Russian President Vladimir Putin was once again seen seemingly clinging to a table for dear life – appearing tense as his veins swell, amid mounting speculation about his possible deterioration in health.
The Kremlin leader’s grip was captured in footage shot during a meeting in Moscow with Sergei Kulikov, CEO of RusNano State Corp., according to UK Metro.
Putin’s awkward appearance mirrors his meeting with Defense Minister Sergei Shoigu in April, when he was seen grabbing a desk for support, even with his right hand, while looking swollen.
And it comes days after he was seen shaking and struggling to stand up during an awards ceremony in the Kremlin, where he awarded director Nikita Mikhailov the State Prize of the Russian Federation.
Doctors of the 69-year-old strongman reportedly advised him not to make “lengthy” public appearances due to his “unstable health” – a claim made on the Telegram General SVR channel, which is allegedly run by a source. Kremlin military.
The account said Putin appeared to be getting sick – he was suffering from “severe illness, weakness and dizziness ” – after appearing on video with advisors a few days earlier.
Putin has been plagued by rampant rumors that he suffers from cancer, Parkinson’s disease or early stage dementia.
“This is not a portrait of a sane Putin, but of one who appears increasingly weak and barely able to stand at a small conference table,” body language expert Professor Erik Bucy told the Sun recently. , of Texas Tech University.
“Putin’s legs also look pretty thin, as if he might be suffering from weight or muscle loss from an unannounced illness,” he told the outlet. “The swelling in the face reinforces an unhealthy appearance, especially compared to the photographs and videos of the Russian premier a few years ago”.
Meanwhile, a professor of medicine at St George’s, University of London, told the Mirror that he believes Putin suffers from Parkinson’s.
“All this talk about thyroid cancer … if I had it five years ago, I don’t think it would be a problem now,” Professor Angus Dalgleish told the news.
“I think the only solid evidence we see on a regular basis is hand tremor and I think it’s a degenerative thing like Parkinson’s,” he said.
“The tremors would be consistent with Parkinson’s and certainly the tremors he has in his hands are all compatible with the disease,” Dalgleish continued, adding that Putin often presents with a “deadpan face”, which is “classic Parkinson’s.”
But Professor David Clarke, a defense and security analyst, told Sky News he believes Putin actually “looks fine,” refuting claims that it is possible to diagnose a person by looking at images in the media.

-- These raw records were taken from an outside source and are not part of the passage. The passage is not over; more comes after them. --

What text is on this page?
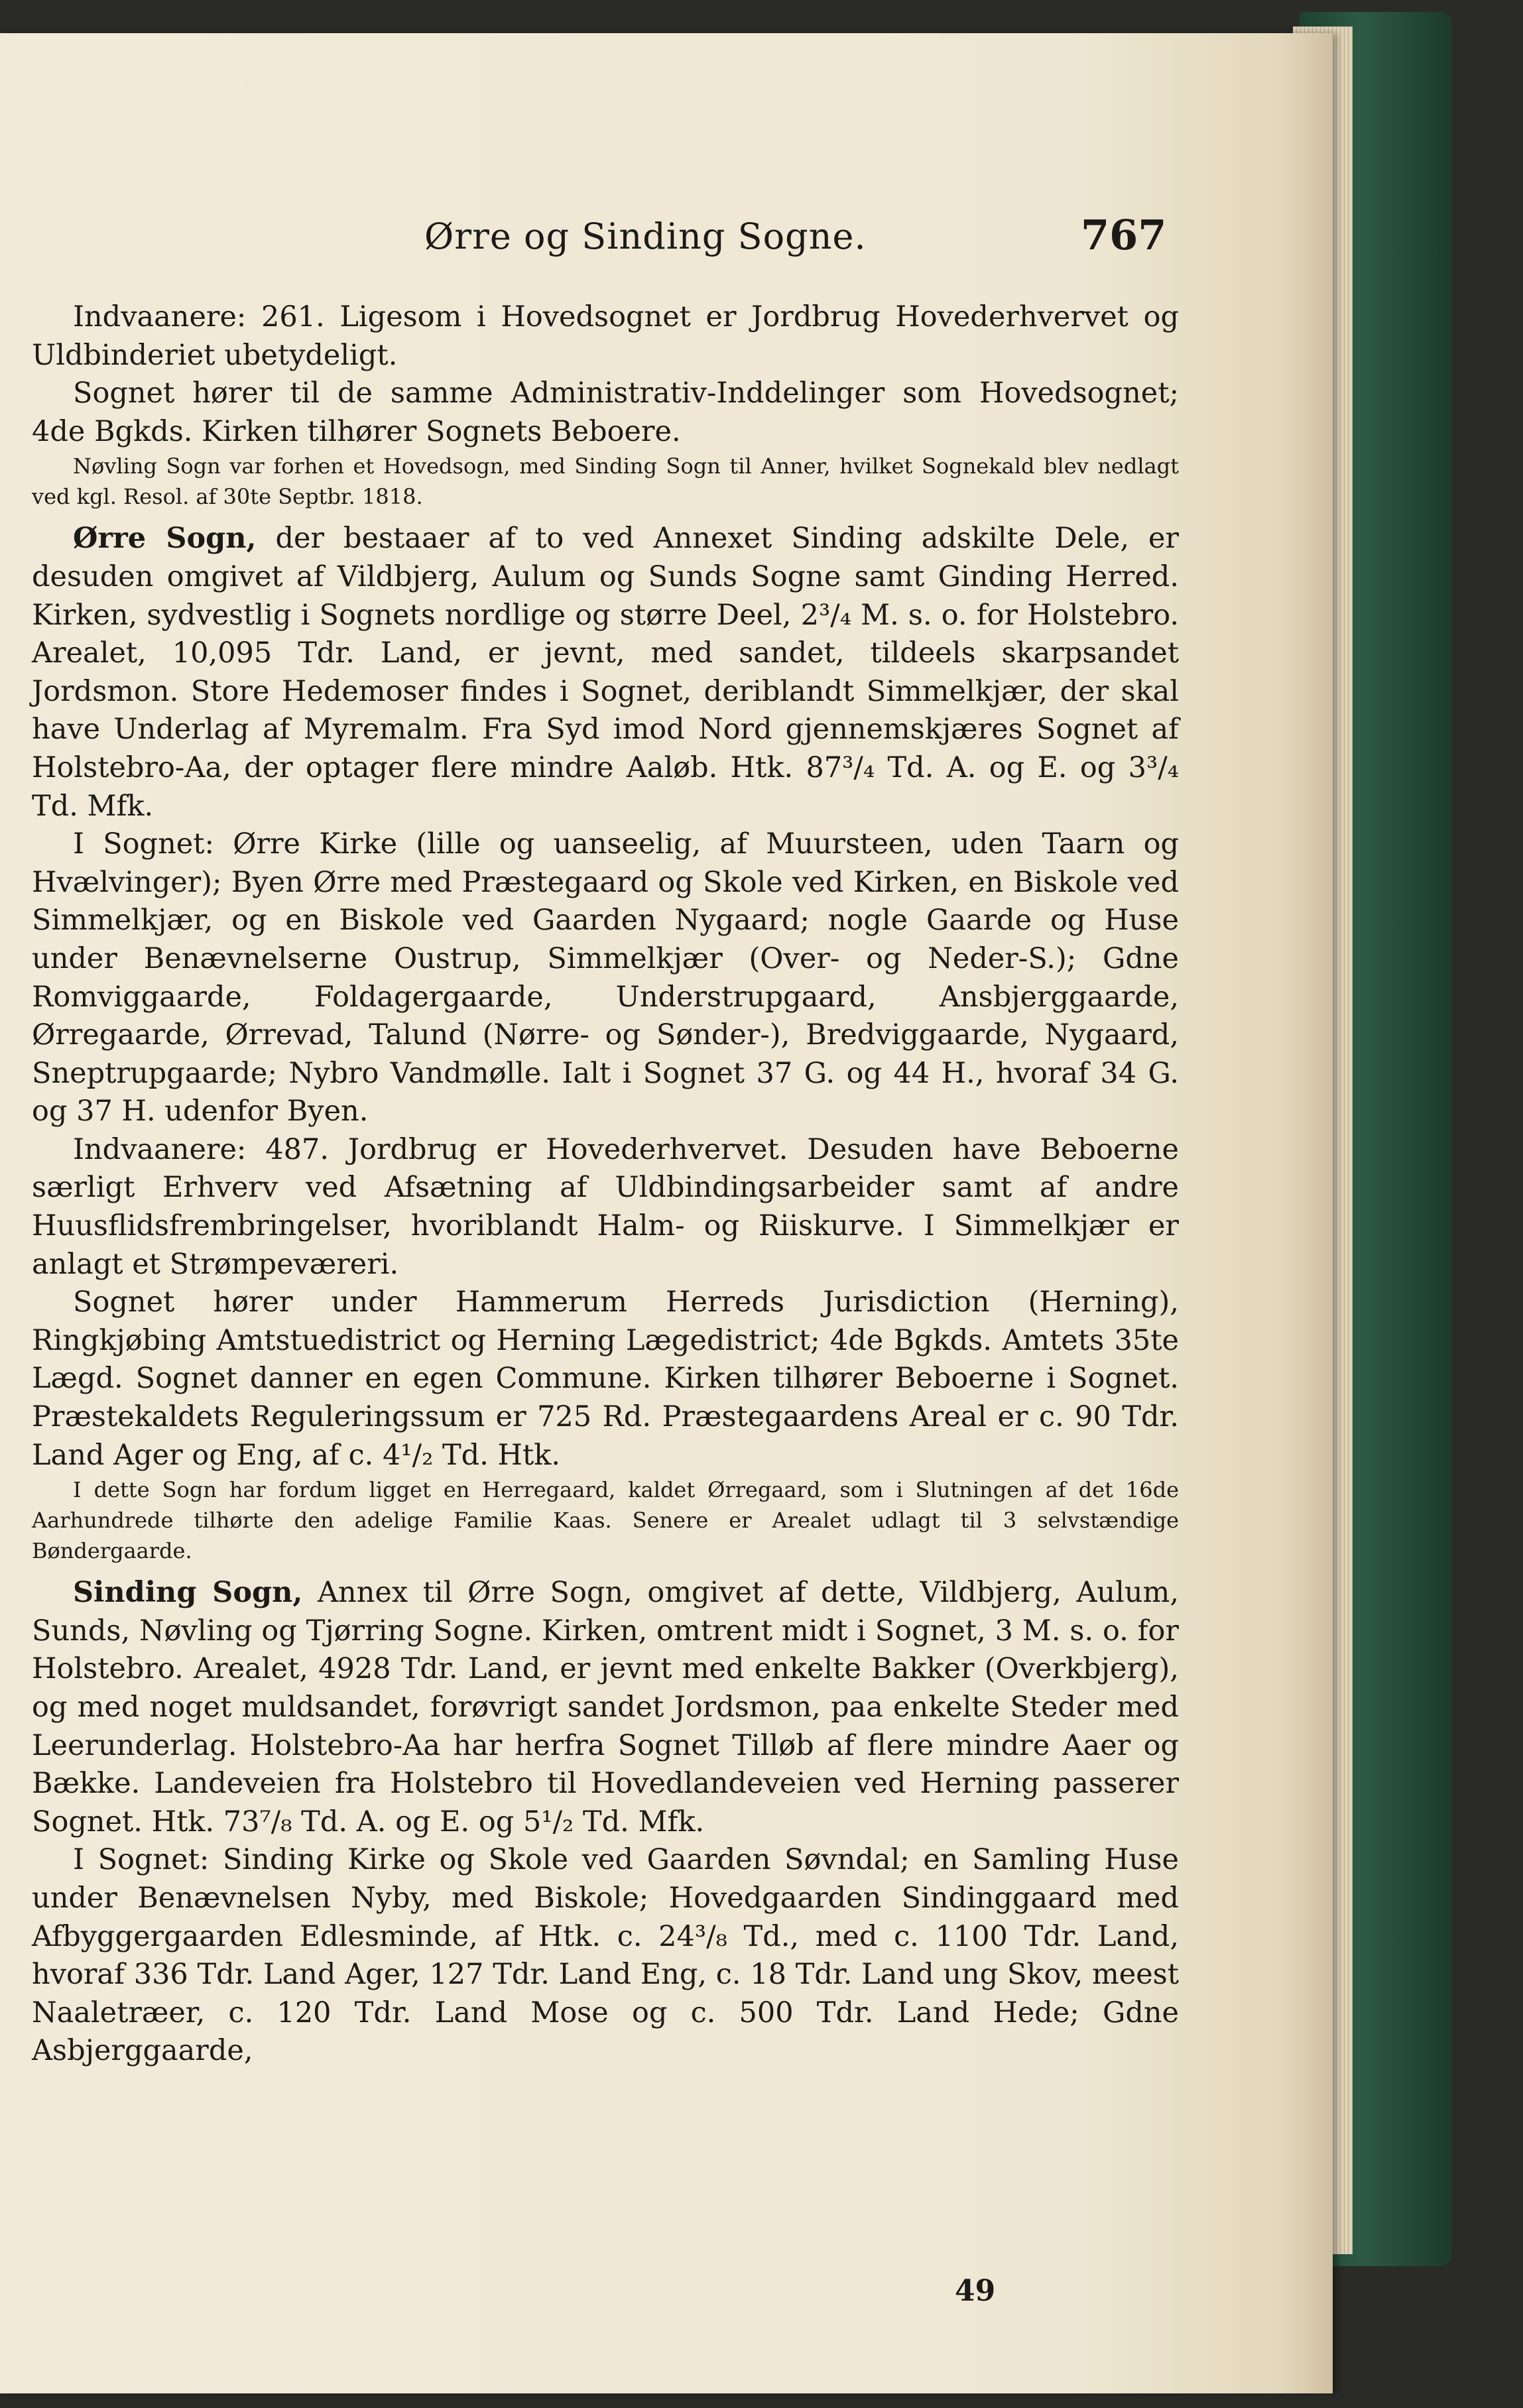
Ørre og Sinding Sogne.	767

Indvaanere: 261. Ligesom i Hovedsognet er Jordbrug Hovederhvervet og Uldbinderiet ubetydeligt.

Sognet hører til de samme Administrativ-Inddelinger som Hovedsognet; 4de Bgkds. Kirken tilhører Sognets Beboere.

Nøvling Sogn var forhen et Hovedsogn, med Sinding Sogn til Anner, hvilket Sognekald blev nedlagt ved kgl. Resol. af 30te Septbr. 1818.

Ørre Sogn, der bestaaer af to ved Annexet Sinding adskilte Dele, er desuden omgivet af Vildbjerg, Aulum og Sunds Sogne samt Ginding Herred. Kirken, sydvestlig i Sognets nordlige og større Deel, 2³/₄ M. s. o. for Holstebro. Arealet, 10,095 Tdr. Land, er jevnt, med sandet, tildeels skarpsandet Jordsmon. Store Hedemoser findes i Sognet, deriblandt Simmelkjær, der skal have Underlag af Myremalm. Fra Syd imod Nord gjennemskjæres Sognet af Holstebro-Aa, der optager flere mindre Aaløb. Htk. 87³/₄ Td. A. og E. og 3³/₄ Td. Mfk.

I Sognet: Ørre Kirke (lille og uanseelig, af Muursteen, uden Taarn og Hvælvinger); Byen Ørre med Præstegaard og Skole ved Kirken, en Biskole ved Simmelkjær, og en Biskole ved Gaarden Nygaard; nogle Gaarde og Huse under Benævnelserne Oustrup, Simmelkjær (Over- og Neder-S.); Gdne Romviggaarde, Foldagergaarde, Understrupgaard, Ansbjerggaarde, Ørregaarde, Ørrevad, Talund (Nørre- og Sønder-), Bredviggaarde, Nygaard, Sneptrupgaarde; Nybro Vandmølle. Ialt i Sognet 37 G. og 44 H., hvoraf 34 G. og 37 H. udenfor Byen.

Indvaanere: 487. Jordbrug er Hovederhvervet. Desuden have Beboerne særligt Erhverv ved Afsætning af Uldbindingsarbeider samt af andre Huusflidsfrembringelser, hvoriblandt Halm- og Riiskurve. I Simmelkjær er anlagt et Strømpeværeri.

Sognet hører under Hammerum Herreds Jurisdiction (Herning), Ringkjøbing Amtstuedistrict og Herning Lægedistrict; 4de Bgkds. Amtets 35te Lægd. Sognet danner en egen Commune. Kirken tilhører Beboerne i Sognet. Præstekaldets Reguleringssum er 725 Rd. Præstegaardens Areal er c. 90 Tdr. Land Ager og Eng, af c. 4¹/₂ Td. Htk.

I dette Sogn har fordum ligget en Herregaard, kaldet Ørregaard, som i Slutningen af det 16de Aarhundrede tilhørte den adelige Familie Kaas. Senere er Arealet udlagt til 3 selvstændige Bøndergaarde.

Sinding Sogn, Annex til Ørre Sogn, omgivet af dette, Vildbjerg, Aulum, Sunds, Nøvling og Tjørring Sogne. Kirken, omtrent midt i Sognet, 3 M. s. o. for Holstebro. Arealet, 4928 Tdr. Land, er jevnt med enkelte Bakker (Overkbjerg), og med noget muldsandet, forøvrigt sandet Jordsmon, paa enkelte Steder med Leerunderlag. Holstebro-Aa har herfra Sognet Tilløb af flere mindre Aaer og Bække. Landeveien fra Holstebro til Hovedlandeveien ved Herning passerer Sognet. Htk. 73⁷/₈ Td. A. og E. og 5¹/₂ Td. Mfk.

I Sognet: Sinding Kirke og Skole ved Gaarden Søvndal; en Samling Huse under Benævnelsen Nyby, med Biskole; Hovedgaarden Sindinggaard med Afbyggergaarden Edlesminde, af Htk. c. 24³/₈ Td., med c. 1100 Tdr. Land, hvoraf 336 Tdr. Land Ager, 127 Tdr. Land Eng, c. 18 Tdr. Land ung Skov, meest Naaletræer, c. 120 Tdr. Land Mose og c. 500 Tdr. Land Hede; Gdne Asbjerggaarde,

49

“When you see him in these clips we see more and more now that COVID has passed and is now coming out of the shadows, where it has been for over two years, and he’s making it clear he’s in control – it all feels right,” he said. Clarke.
“I’ve talked to a number of people who say it’s not possible to detect Parkinson’s disease by the way you walk, you can’t detect the symptoms of cancer just by looking at the photographs,” he told the outlet.
“I suspect he’s just a hypochondriac,” Clarke added.
“He will turn 70 on October 7. He’s known to hit Botox pretty heavily, I always say he’s trying to embalm himself while he’s still alive,” the expert said.
“He moves with doctors, there is a known small team of doctors who are never far away, and he is said to leave meetings at frequent intervals to go and consult with someone,” Clarke said.
Putin is said to take a bath in blood extracted from deer antlers, which are cut off as they grow and are still filled with fresh blood, according to the Russian investigative project.
The Kremlin has denied any allegations that Putin is in poor health.